Transformation Verdict: Possible but Perilous

Intel’s transformation faces three fundamental challenges:

Resource Constraints: Unlike successful transformers like Microsoft or Amazon, Intel must simultaneously defend eroding core businesses while building new capabilities with limited financial resources.

Technology Convergence Speed: The pace of AI and computing evolution may outstrip Intel’s ability to catch up, particularly given the long lead times in semiconductor development.

Ecosystem Momentum: Competitors have built powerful ecosystems with strong network effects that create increasingly high barriers to entry.

However, Intel retains significant advantages:

  • Unmatched x86 ecosystem relationships
  • Deep engineering talent and IP portfolio
  • Strategic importance to Western governments ensuring foundry supply security
  • Manufacturing scale that few competitors can replicate

The Cliffhanger: An Unexpected Lifeline

Just as this analysis was being completed, the technology world was stunned by breaking news that fundamentally alters Intel’s transformation equation. Nvidia announced it will invest $5 billion in Intel’s common stock at $23.28 per share as part of a collaboration to jointly develop multiple generations of custom data center and PC products.

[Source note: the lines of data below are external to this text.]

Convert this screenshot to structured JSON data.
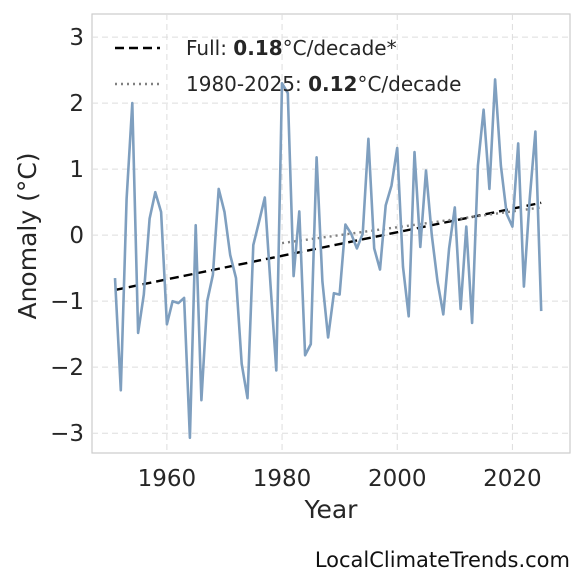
{
  "chart_data": {
    "type": "line",
    "xlabel": "Year",
    "ylabel": "Anomaly (°C)",
    "xlim": [
      1947,
      2030
    ],
    "ylim": [
      -3.3,
      3.35
    ],
    "xticks": [
      1960,
      1980,
      2000,
      2020
    ],
    "yticks": [
      -3,
      -2,
      -1,
      0,
      1,
      2,
      3
    ],
    "grid": true,
    "legend_position": "top-left",
    "colors": {
      "series": "#7f9fbf",
      "full_trend": "#000000",
      "recent_trend": "#808080"
    },
    "x": [
      1951,
      1952,
      1953,
      1954,
      1955,
      1956,
      1957,
      1958,
      1959,
      1960,
      1961,
      1962,
      1963,
      1964,
      1965,
      1966,
      1967,
      1968,
      1969,
      1970,
      1971,
      1972,
      1973,
      1974,
      1975,
      1976,
      1977,
      1978,
      1979,
      1980,
      1981,
      1982,
      1983,
      1984,
      1985,
      1986,
      1987,
      1988,
      1989,
      1990,
      1991,
      1992,
      1993,
      1994,
      1995,
      1996,
      1997,
      1998,
      1999,
      2000,
      2001,
      2002,
      2003,
      2004,
      2005,
      2006,
      2007,
      2008,
      2009,
      2010,
      2011,
      2012,
      2013,
      2014,
      2015,
      2016,
      2017,
      2018,
      2019,
      2020,
      2021,
      2022,
      2023,
      2024,
      2025
    ],
    "series": [
      {
        "values": [
          -0.65,
          -2.35,
          0.55,
          2.0,
          -1.48,
          -0.9,
          0.25,
          0.65,
          0.35,
          -1.35,
          -1.0,
          -1.03,
          -0.95,
          -3.07,
          0.15,
          -2.5,
          -1.0,
          -0.6,
          0.7,
          0.35,
          -0.3,
          -0.65,
          -1.95,
          -2.47,
          -0.15,
          0.2,
          0.57,
          -0.75,
          -2.05,
          2.3,
          2.15,
          -0.62,
          0.36,
          -1.82,
          -1.65,
          1.18,
          -0.7,
          -1.55,
          -0.88,
          -0.9,
          0.16,
          0.02,
          -0.2,
          0.02,
          1.46,
          -0.2,
          -0.52,
          0.45,
          0.75,
          1.32,
          -0.48,
          -1.23,
          1.26,
          -0.18,
          0.98,
          0.0,
          -0.7,
          -1.2,
          -0.2,
          0.42,
          -1.12,
          0.13,
          -1.33,
          1.05,
          1.9,
          0.7,
          2.36,
          1.05,
          0.32,
          0.13,
          1.39,
          -0.78,
          0.55,
          1.57,
          -1.15
        ]
      }
    ],
    "trends": [
      {
        "label_prefix": "Full: ",
        "label_value": "0.18",
        "label_suffix": "°C/decade*",
        "style": "dashed",
        "start": [
          1951,
          -0.83
        ],
        "end": [
          2025,
          0.49
        ]
      },
      {
        "label_prefix": "1980-2025: ",
        "label_value": "0.12",
        "label_suffix": "°C/decade",
        "style": "dotted",
        "start": [
          1980,
          -0.12
        ],
        "end": [
          2025,
          0.42
        ]
      }
    ]
  },
  "credit": "LocalClimateTrends.com"
}
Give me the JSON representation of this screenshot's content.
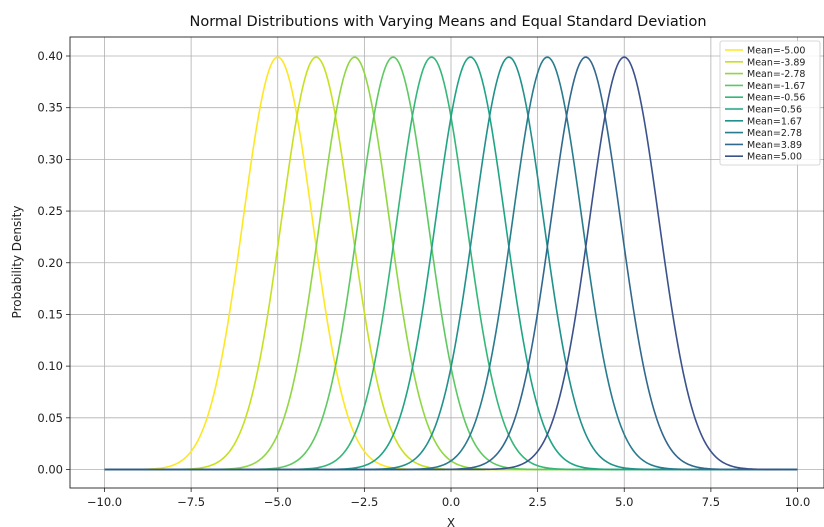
{
  "chart_data": {
    "type": "line",
    "title": "Normal Distributions with Varying Means and Equal Standard Deviation",
    "xlabel": "X",
    "ylabel": "Probability Density",
    "xlim": [
      -10,
      10
    ],
    "ylim": [
      0,
      0.4
    ],
    "xticks": [
      -10.0,
      -7.5,
      -5.0,
      -2.5,
      0.0,
      2.5,
      5.0,
      7.5,
      10.0
    ],
    "xtick_labels": [
      "−10.0",
      "−7.5",
      "−5.0",
      "−2.5",
      "0.0",
      "2.5",
      "5.0",
      "7.5",
      "10.0"
    ],
    "yticks": [
      0.0,
      0.05,
      0.1,
      0.15,
      0.2,
      0.25,
      0.3,
      0.35,
      0.4
    ],
    "ytick_labels": [
      "0.00",
      "0.05",
      "0.10",
      "0.15",
      "0.20",
      "0.25",
      "0.30",
      "0.35",
      "0.40"
    ],
    "std_dev": 1,
    "grid": true,
    "legend_position": "top-right",
    "series": [
      {
        "name": "Mean=-5.00",
        "mean": -5.0,
        "color": "#fde725"
      },
      {
        "name": "Mean=-3.89",
        "mean": -3.89,
        "color": "#c8e020"
      },
      {
        "name": "Mean=-2.78",
        "mean": -2.78,
        "color": "#90d743"
      },
      {
        "name": "Mean=-1.67",
        "mean": -1.67,
        "color": "#5ec962"
      },
      {
        "name": "Mean=-0.56",
        "mean": -0.56,
        "color": "#35b779"
      },
      {
        "name": "Mean=0.56",
        "mean": 0.56,
        "color": "#20a486"
      },
      {
        "name": "Mean=1.67",
        "mean": 1.67,
        "color": "#21918c"
      },
      {
        "name": "Mean=2.78",
        "mean": 2.78,
        "color": "#287c8e"
      },
      {
        "name": "Mean=3.89",
        "mean": 3.89,
        "color": "#31688e"
      },
      {
        "name": "Mean=5.00",
        "mean": 5.0,
        "color": "#3b528b"
      }
    ]
  }
}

Jensen Huang called it a “historic collaboration” that “tightly couples NVIDIA’s AI and accelerated computing stack with Intel’s CPUs and the vast x86 ecosystem—a fusion of two world-class platforms”, while Intel shares jumped 33% in premarket trading following the announcement.

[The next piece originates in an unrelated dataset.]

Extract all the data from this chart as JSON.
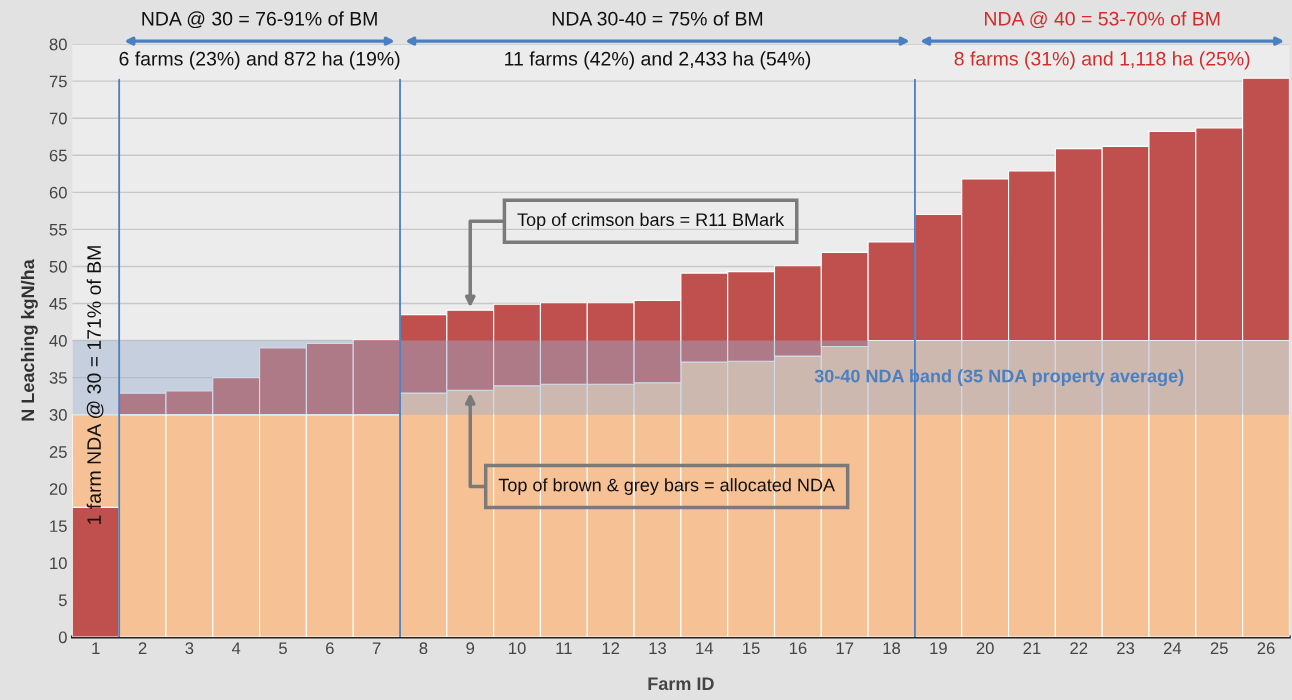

This development represents more than financial investment—it’s validation of Intel’s x86 ecosystem value and a potential accelerant for several transformation principles simultaneously. The partnership could provide Intel with immediate access to AI capabilities while offering Nvidia deeper integration with the dominant PC and server architecture.

But will this lifeline prove to be Intel’s transformation catalyst, or merely a temporary reprieve in a longer decline? The answer will define not just Intel’s future, but the competitive structure of the entire computing industry for the next decade.

The transformation game just changed. The question is whether Intel can now play it to win.